More apparent how he is linking deliberately learned meditative states with other altered brain states achieved by other physical and chemical abnormalities.
Two amazing items in one. Looking at the classic view of left- and right-brain caricatures (see up to date McGilchrist work), he points out that there are really only tendencies for certain functions to predominate in one or other half, but that at any time the way each half functions can be distinctly different and asynchronous, due to the special way limited types of cortical and sub-cortical cross communications have evolved between the two halves. This allows each half to have different processing strategies. It is perfectly possibly for one half to be processing holistic conceptual pre-cognitive ideas before assigning individual lingusitic tokens to the concept, then recognised by the other half. Quite possible to “experience” pain, for example, without recognising that it hurts and causes suffering. Both meditative and opiate analgesic effects can be explained by the same physiology.

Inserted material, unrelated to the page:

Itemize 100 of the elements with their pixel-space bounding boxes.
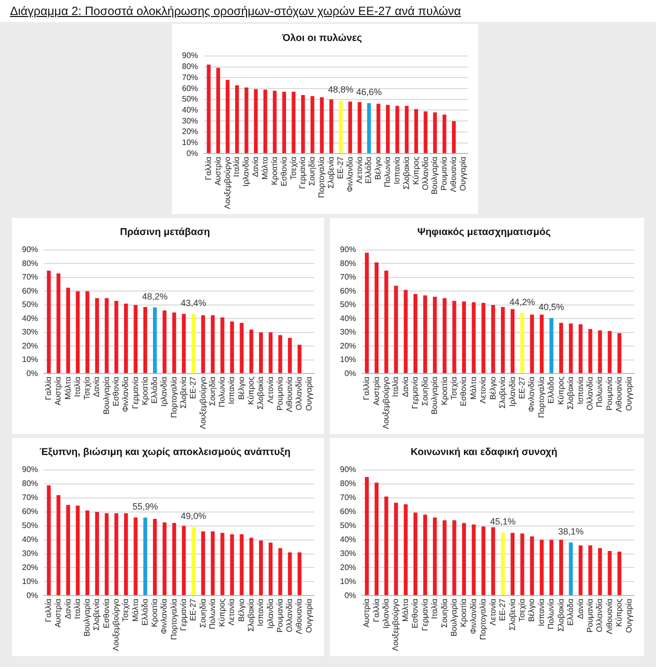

A key aspect of the Brian Josephson paper I linked to here is that using an object oriented programming metaphor for the brain, is that OO involves processing “classes”, conceptual objects where we have as yet not given any name to the individual experienced. The rose before the name.
Experiencing pain without hurting is the classic bed-of-nails / walk-on-red-hot-coals idea (can’t stop the physical damage of course – flesh punctures and burns). Reminds me of David Lean’s introductory caricature of Ned in Lawrence of Arabia, putting out the match with his finger. “Oh yes it still hurts, the [learned] trick is not minding.”
“Minding” – This is coming together.